Bin Ladin didn’t win.
Why would he care if America oppresses its citizens and residents? Bin Ladin wanted the US to stay out of the Middle East. I can’t think of any way of interpreting that he achieved those goals.
Bin Ladin is an excuse for our oligarchs to do what they want. Look at the pattern. There’s always a bad-guy of the week. Castro, Kim Il Sung, Ho Chi Minh, Kohmeni, Sadam, Bin Ladin, Sadam, Kim Jong Il…
Bin Ladin didn’t win.
We’re going to war and fighting for the right to control who taps Iraq’s oil fields. We’re hated by folks in the Middle East for many reasons, some are even not our fault. However, one could hardly claim that we’ve acted in a responsible fashion there over the past 50 years.
In Kuwait, less that 50% of the residents are citizens, and of those, less than 10% can vote. In Saudi Arabia, women are beaten, the Saud family props up radical Islamic clerics (who are anti-US) in order to maintain their own legitimacy.
Sure, Sadam should be deposed. But why do we care about Iraq and turn a blind eye to King Fahd of Saudi Arabia and the Saad family of Kuwait? What about genocide in Rwanda. Oh, no immediate profit in changing those regimes.

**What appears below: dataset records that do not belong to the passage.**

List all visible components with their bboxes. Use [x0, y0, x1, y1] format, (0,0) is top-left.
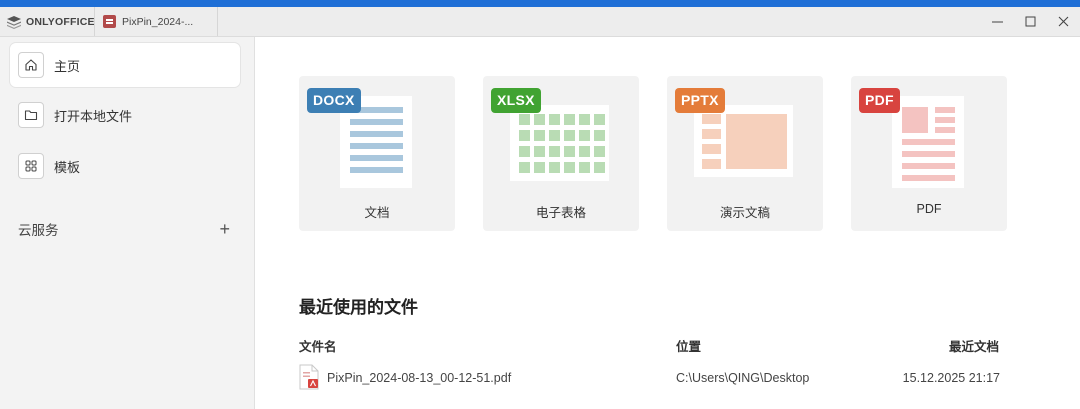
- templates-icon: [18, 153, 44, 179]
- card-label: 电子表格: [535, 206, 586, 220]
- docx-badge: DOCX: [307, 88, 361, 113]
- title-bar: ONLYOFFICE PixPin_2024-...: [0, 7, 1080, 37]
- pptx-badge: PPTX: [675, 88, 725, 113]
- tab-label: PixPin_2024-...: [122, 15, 194, 28]
- close-button[interactable]: [1047, 7, 1080, 36]
- minimize-icon: [992, 21, 1003, 23]
- card-label: PDF: [916, 202, 942, 216]
- app-logo[interactable]: ONLYOFFICE: [7, 14, 95, 30]
- table-row[interactable]: PixPin_2024-08-13_00-12-51.pdf C:\Users\…: [299, 362, 1000, 392]
- create-pdf-card[interactable]: PDF PDF: [851, 76, 1007, 231]
- sidebar-item-label: 主页: [54, 58, 81, 74]
- create-spreadsheet-card[interactable]: XLSX 电子表格: [483, 76, 639, 231]
- home-icon: [18, 52, 44, 78]
- column-header-location[interactable]: 位置: [676, 336, 701, 355]
- main-panel: DOCX 文档 XLSX 电子表格 PPTX 演示文稿 PDF PDF 最近使用…: [255, 37, 1080, 409]
- maximize-button[interactable]: [1014, 7, 1047, 36]
- cloud-services-label: 云服务: [18, 223, 59, 238]
- pdf-badge: PDF: [859, 88, 900, 113]
- file-name: PixPin_2024-08-13_00-12-51.pdf: [327, 371, 512, 385]
- folder-icon: [18, 102, 44, 128]
- column-header-date[interactable]: 最近文档: [949, 336, 999, 355]
- sidebar-item-home[interactable]: 主页: [10, 43, 240, 87]
- desktop-strip: [0, 0, 1080, 7]
- sidebar: 主页 打开本地文件 模板 云服务 +: [0, 37, 255, 409]
- card-label: 演示文稿: [719, 206, 770, 220]
- add-cloud-button[interactable]: +: [219, 220, 230, 238]
- onlyoffice-logo-icon: [7, 15, 21, 29]
- pdf-file-icon: [299, 364, 319, 390]
- pdf-tab-icon: [103, 15, 116, 28]
- create-presentation-card[interactable]: PPTX 演示文稿: [667, 76, 823, 231]
- app-name: ONLYOFFICE: [26, 16, 95, 28]
- card-label: 文档: [364, 206, 390, 220]
- recent-files-title: 最近使用的文件: [299, 298, 418, 317]
- maximize-icon: [1025, 16, 1036, 27]
- file-date: 15.12.2025 21:17: [902, 371, 1000, 385]
- sidebar-item-label: 打开本地文件: [54, 108, 133, 124]
- sidebar-item-templates[interactable]: 模板: [10, 144, 240, 188]
- sidebar-item-open-local[interactable]: 打开本地文件: [10, 93, 240, 137]
- xlsx-badge: XLSX: [491, 88, 541, 113]
- document-tab[interactable]: PixPin_2024-...: [94, 7, 218, 36]
- column-header-name[interactable]: 文件名: [299, 336, 337, 355]
- minimize-button[interactable]: [981, 7, 1014, 36]
- window-controls: [981, 7, 1080, 36]
- create-document-card[interactable]: DOCX 文档: [299, 76, 455, 231]
- sidebar-item-label: 模板: [54, 159, 81, 175]
- file-location: C:\Users\QING\Desktop: [676, 371, 810, 385]
- cloud-services-header: 云服务 +: [18, 219, 230, 239]
- close-icon: [1058, 16, 1069, 27]
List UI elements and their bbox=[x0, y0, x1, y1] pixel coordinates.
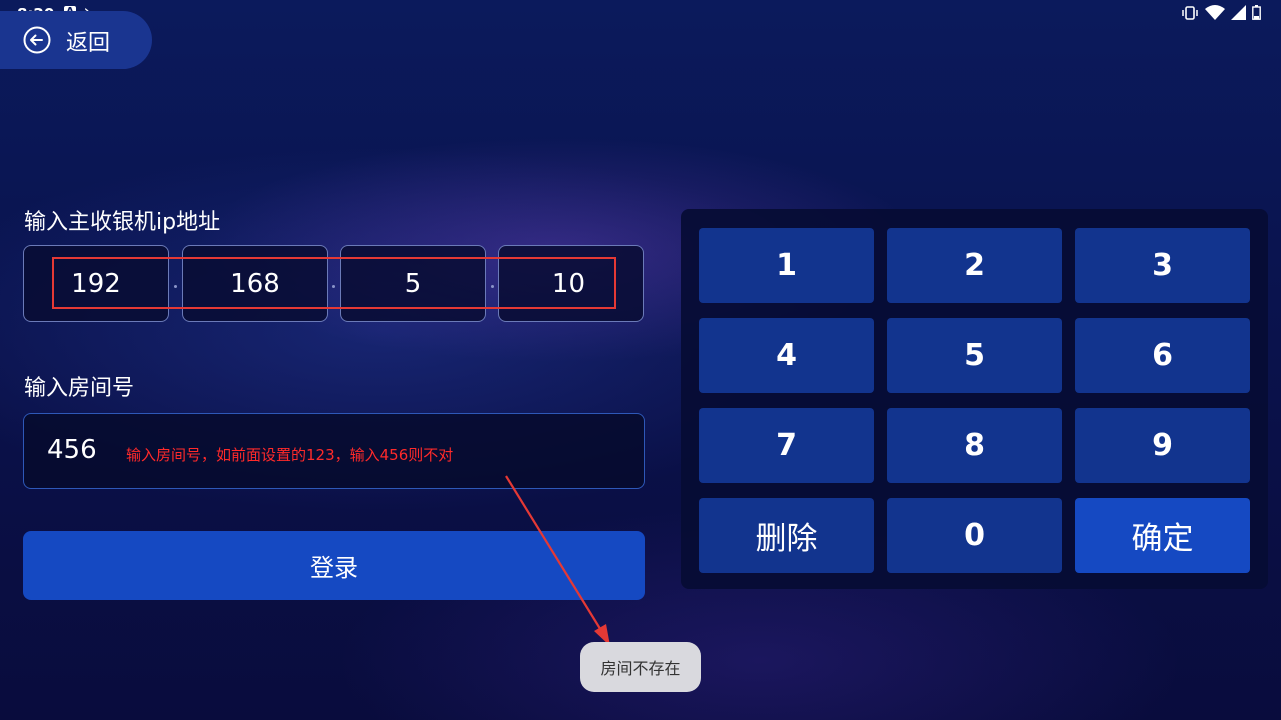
status-bar: 8:20 A ›_ bbox=[0, 0, 1281, 28]
key-9[interactable]: 9 bbox=[1075, 408, 1250, 483]
key-confirm[interactable]: 确定 bbox=[1075, 498, 1250, 573]
signal-icon bbox=[1231, 5, 1246, 20]
battery-icon bbox=[1252, 5, 1261, 20]
numeric-keypad: 1 2 3 4 5 6 7 8 9 删除 0 确定 bbox=[681, 209, 1268, 589]
key-6[interactable]: 6 bbox=[1075, 318, 1250, 393]
toast-message: 房间不存在 bbox=[580, 642, 701, 692]
key-2[interactable]: 2 bbox=[887, 228, 1062, 303]
annotation-highlight-box bbox=[52, 257, 616, 309]
status-right-icons bbox=[1181, 5, 1261, 20]
key-1[interactable]: 1 bbox=[699, 228, 874, 303]
key-4[interactable]: 4 bbox=[699, 318, 874, 393]
key-7[interactable]: 7 bbox=[699, 408, 874, 483]
room-number-value: 456 bbox=[47, 435, 97, 465]
key-3[interactable]: 3 bbox=[1075, 228, 1250, 303]
key-0[interactable]: 0 bbox=[887, 498, 1062, 573]
annotation-note: 输入房间号，如前面设置的123，输入456则不对 bbox=[126, 446, 454, 464]
wifi-icon bbox=[1205, 5, 1225, 20]
back-button[interactable]: 返回 bbox=[0, 11, 152, 69]
key-8[interactable]: 8 bbox=[887, 408, 1062, 483]
key-5[interactable]: 5 bbox=[887, 318, 1062, 393]
back-arrow-icon bbox=[23, 26, 51, 54]
vibrate-icon bbox=[1182, 5, 1198, 20]
room-label: 输入房间号 bbox=[24, 376, 135, 401]
back-label: 返回 bbox=[66, 31, 111, 56]
ip-label: 输入主收银机ip地址 bbox=[24, 210, 221, 235]
login-button[interactable]: 登录 bbox=[23, 531, 645, 600]
key-delete[interactable]: 删除 bbox=[699, 498, 874, 573]
room-number-input[interactable]: 456 输入房间号，如前面设置的123，输入456则不对 bbox=[23, 413, 645, 489]
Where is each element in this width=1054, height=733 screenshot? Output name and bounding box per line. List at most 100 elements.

At my company, we made it clear that our mission was to enhance long term shareholder value. When you look at the big picture, you aren’t tempted to play smoke and mirror games to inflate profit reports, you don’t screw customers, you don’t screw suppliers, you invest for the future and build a healthy franchise.
How many people remember that Ho and Castro were both originally pro-US and came to the US for help? Ditto the democratic factions in Iran who opposed the Shah. What would have happened if we had supported them in their bid to replace their corrupt governments with ones more like the ideal we aspire towards ourselves?
Bin Ladin didn’t win.
Do you think we are making progress towards our own democratic ideals with totalitarianism at home and abroad? Why shouldn’t we have foreign and domestic policies that invest in long-term shareholder value?

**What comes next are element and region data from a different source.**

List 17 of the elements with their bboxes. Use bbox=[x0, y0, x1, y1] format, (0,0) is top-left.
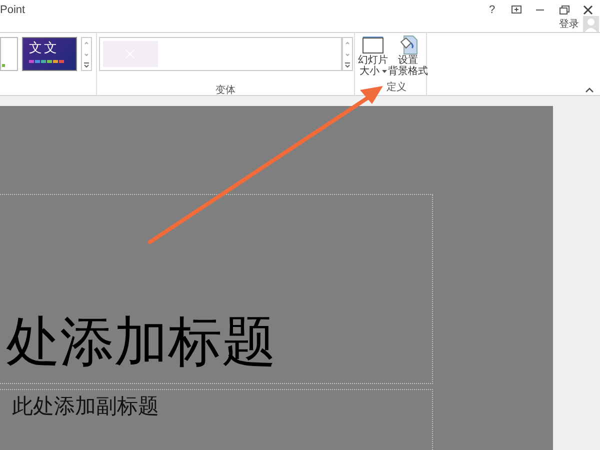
group-label: 变体 bbox=[216, 84, 236, 98]
window-title: Point bbox=[0, 2, 26, 18]
help-icon[interactable]: ? bbox=[482, 2, 502, 18]
theme-thumbnail[interactable]: 文文 bbox=[22, 37, 77, 71]
theme-thumbnail[interactable] bbox=[0, 37, 18, 71]
slide-icon bbox=[362, 35, 384, 55]
subtitle-placeholder[interactable]: 此处添加副标题 bbox=[0, 389, 433, 450]
collapse-ribbon-icon[interactable] bbox=[585, 87, 594, 93]
more-icon[interactable] bbox=[342, 60, 352, 70]
title-placeholder[interactable]: 处添加标题 bbox=[0, 194, 433, 384]
more-icon[interactable] bbox=[82, 60, 91, 70]
slide-size-button[interactable]: 幻灯片 大小 bbox=[357, 35, 389, 77]
color-swatches-icon bbox=[28, 60, 64, 63]
sign-in-link[interactable]: 登录 bbox=[559, 19, 579, 31]
theme-sample-text: 文文 bbox=[28, 40, 60, 56]
paint-bucket-icon bbox=[398, 35, 418, 55]
group-label: 定义 bbox=[386, 80, 406, 95]
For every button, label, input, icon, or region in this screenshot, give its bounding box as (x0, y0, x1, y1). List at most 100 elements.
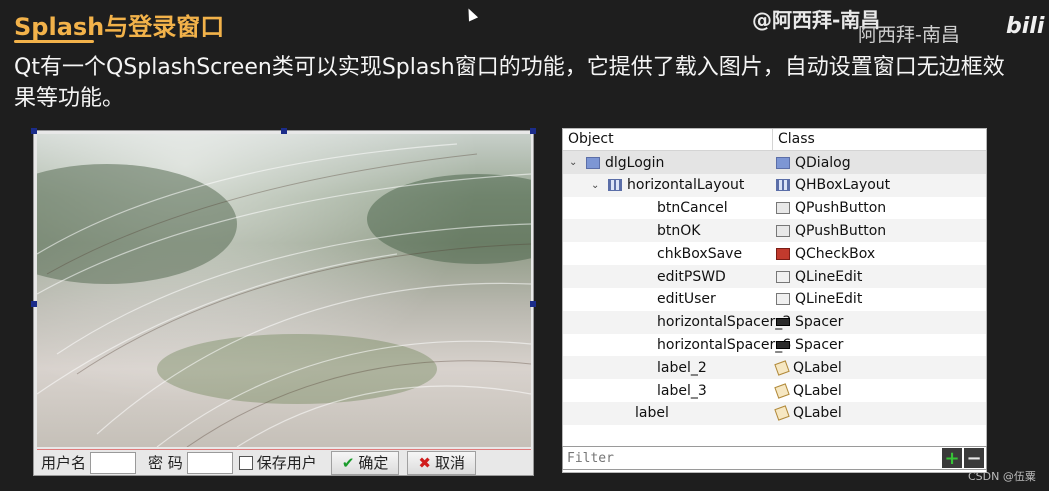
tree-row-class-name: QCheckBox (795, 245, 876, 262)
slide-title: Splash与登录窗口 (14, 6, 224, 42)
password-input[interactable] (186, 451, 233, 474)
tree-row[interactable]: horizontalSpacer_3 Spacer (563, 310, 986, 334)
spacer-icon (776, 340, 790, 349)
inspector-header: Object Class (563, 129, 986, 151)
tree-row[interactable]: chkBoxSave QCheckBox (563, 242, 986, 265)
tree-row-class-name: QPushButton (795, 222, 887, 239)
tree-row-object-name: chkBoxSave (657, 245, 743, 262)
tree-row-object-name: horizontalSpacer_6 (657, 336, 792, 353)
cancel-button[interactable]: ✖ 取消 (407, 450, 476, 475)
tree-row-object: horizontalSpacer_3 (657, 314, 791, 330)
tree-row-class-name: QLineEdit (795, 268, 863, 285)
grass-strokes (37, 143, 531, 447)
tree-row[interactable]: btnOK QPushButton (563, 219, 986, 243)
chevron-down-icon[interactable]: ⌄ (569, 157, 581, 168)
tree-row-class-name: QLabel (793, 359, 842, 376)
watermark-sub: 阿西拜-南昌 (858, 24, 960, 46)
layout-icon (776, 179, 790, 192)
tree-row-class-name: QHBoxLayout (795, 177, 891, 194)
bilibili-logo: bili (1006, 14, 1045, 39)
dialog-preview: 用户名 密 码 保存用户 ✔ 确定 ✖ 取消 (31, 128, 536, 476)
filter-input[interactable] (563, 447, 942, 469)
add-icon[interactable]: + (942, 448, 962, 469)
tree-row-object: editPSWD (657, 269, 726, 285)
tree-row-class: QPushButton (776, 223, 886, 239)
label-icon (774, 382, 790, 399)
tree-row[interactable]: editPSWD QLineEdit (563, 265, 986, 288)
check-icon: ✔ (341, 453, 355, 472)
tree-row[interactable]: ⌄ dlgLogin QDialog (563, 151, 986, 174)
tree-row-object-name: label (635, 405, 669, 422)
tree-row[interactable]: ⌄ horizontalLayout QHBoxLayout (563, 173, 986, 197)
tree-row-object: label_3 (657, 383, 707, 399)
resize-handle[interactable] (530, 301, 536, 307)
tree-row-object: btnCancel (657, 200, 728, 216)
spacer-icon (776, 318, 790, 327)
tree-row-class: QLabel (774, 359, 842, 376)
tree-row-class-name: QLabel (793, 405, 842, 422)
tree-row-class: QHBoxLayout (776, 177, 890, 193)
tree-row[interactable]: horizontalSpacer_6 Spacer (563, 333, 986, 356)
tree-row-object: label_2 (657, 360, 707, 376)
filter-bar: + − (562, 446, 987, 470)
tree-row-object-name: label_3 (657, 382, 707, 399)
tree-row[interactable]: editUser QLineEdit (563, 288, 986, 311)
tree-row-class: QLabel (774, 405, 842, 422)
ok-button[interactable]: ✔ 确定 (330, 450, 400, 475)
password-label: 密 码 (148, 454, 183, 472)
tree-row-object: btnOK (657, 223, 700, 239)
save-user-checkbox[interactable] (238, 455, 253, 470)
layout-icon (608, 179, 622, 192)
tree-row-object-name: horizontalSpacer_3 (657, 314, 792, 331)
tree-row-object-name: horizontalLayout (627, 177, 745, 194)
resize-handle[interactable] (281, 128, 287, 134)
tree-row-class: Spacer (776, 337, 843, 353)
resize-handle[interactable] (31, 301, 37, 307)
column-header-object[interactable]: Object (563, 129, 773, 150)
tree-row[interactable]: label_3 QLabel (563, 379, 986, 402)
footer-credit: CSDN @伍粟 (968, 470, 1036, 483)
username-label: 用户名 (41, 454, 87, 472)
resize-handle[interactable] (31, 128, 37, 134)
lineedit-icon (776, 293, 790, 306)
chevron-down-icon[interactable]: ⌄ (591, 180, 603, 191)
tree-row-object-name: editPSWD (657, 268, 726, 285)
tree-row[interactable]: btnCancel QPushButton (563, 197, 986, 220)
tree-row-object: ⌄ horizontalLayout (591, 177, 744, 193)
button-icon (776, 202, 790, 215)
object-inspector: Object Class ⌄ dlgLogin QDialog ⌄ horizontal… (562, 128, 987, 473)
column-header-class[interactable]: Class (773, 129, 815, 150)
tree-row-class-name: Spacer (795, 336, 844, 353)
tree-row-class: QPushButton (776, 200, 886, 216)
tree-row-class: QLineEdit (776, 291, 862, 307)
tree-row-object: editUser (657, 291, 716, 307)
tree-row-class: QCheckBox (776, 246, 875, 262)
tree-row-class-name: QLabel (793, 382, 842, 399)
tree-row[interactable]: label QLabel (563, 401, 986, 425)
username-input[interactable] (90, 451, 137, 474)
slide-title-text: Splash与登录窗口 (14, 13, 225, 41)
tree-row-object-name: editUser (657, 291, 716, 308)
tree-row-object-name: dlgLogin (605, 154, 665, 171)
resize-handle[interactable] (530, 128, 536, 134)
tree-row-class-name: QLineEdit (795, 291, 863, 308)
tree-row-object: horizontalSpacer_6 (657, 337, 791, 353)
tree-row-object-name: btnCancel (657, 200, 728, 217)
mouse-cursor-icon (463, 6, 479, 22)
tree-row-class: Spacer (776, 314, 843, 330)
splash-photo (37, 134, 531, 447)
ok-button-label: 确定 (358, 454, 389, 472)
tree-row[interactable]: label_2 QLabel (563, 356, 986, 380)
tree-row-class: QDialog (776, 155, 851, 171)
lineedit-icon (776, 270, 790, 283)
checkbox-icon (776, 247, 790, 260)
tree-row-class: QLabel (774, 382, 842, 399)
save-user-label: 保存用户 (256, 454, 317, 472)
remove-icon[interactable]: − (964, 448, 984, 469)
tree-row-object: ⌄ dlgLogin (569, 155, 664, 171)
tree-row-object-name: label_2 (657, 359, 707, 376)
dialog-icon (586, 156, 600, 169)
tree-row-class: QLineEdit (776, 269, 862, 285)
tree-row-object-name: btnOK (657, 222, 701, 239)
button-icon (776, 224, 790, 237)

Pilots talk about civil rights all the time. We’re mostly a bunch of conservative, libertarian, old white men.
Let’s talk about civic duty instead.
“Governments are instituted among Men, deriving their just powers from the consent of the governed, --That whenever any Form of Government becomes destructive of these ends, it is the Right of the People to alter or to abolish it, and to institute new Government, laying its foundation on such principles and organizing its powers in such form, as to them shall seem most likely to effect their Safety and Happiness. Prudence, indeed, will dictate that Governments long established should not be changed for light and transient causes; and accordingly all experience hath shewn, that mankind are more disposed to suffer, while evils are sufferable, than to right themselves by abolishing the forms to which they are accustomed. But when a long train of abuses and usurpations, pursuing invariably the same Object evinces a design to reduce them under absolute Despotism, it is their right, it is their duty, to throw off such Government, and to provide new Guards for their future security.”
That paragraph was written by a group of anti-British terrorists in 1776.
Whether through dissent, civil disobedience, elections, infiltration, public embarassment, or armed insurgency, we have a right to choose our government and alter it as necessary.
Bin Ladin didn’t win.
Lockheed won.
Haliburton won.
Chevron won.
British Petroleum won.
We lost.
Get involved. Be an instrument of change.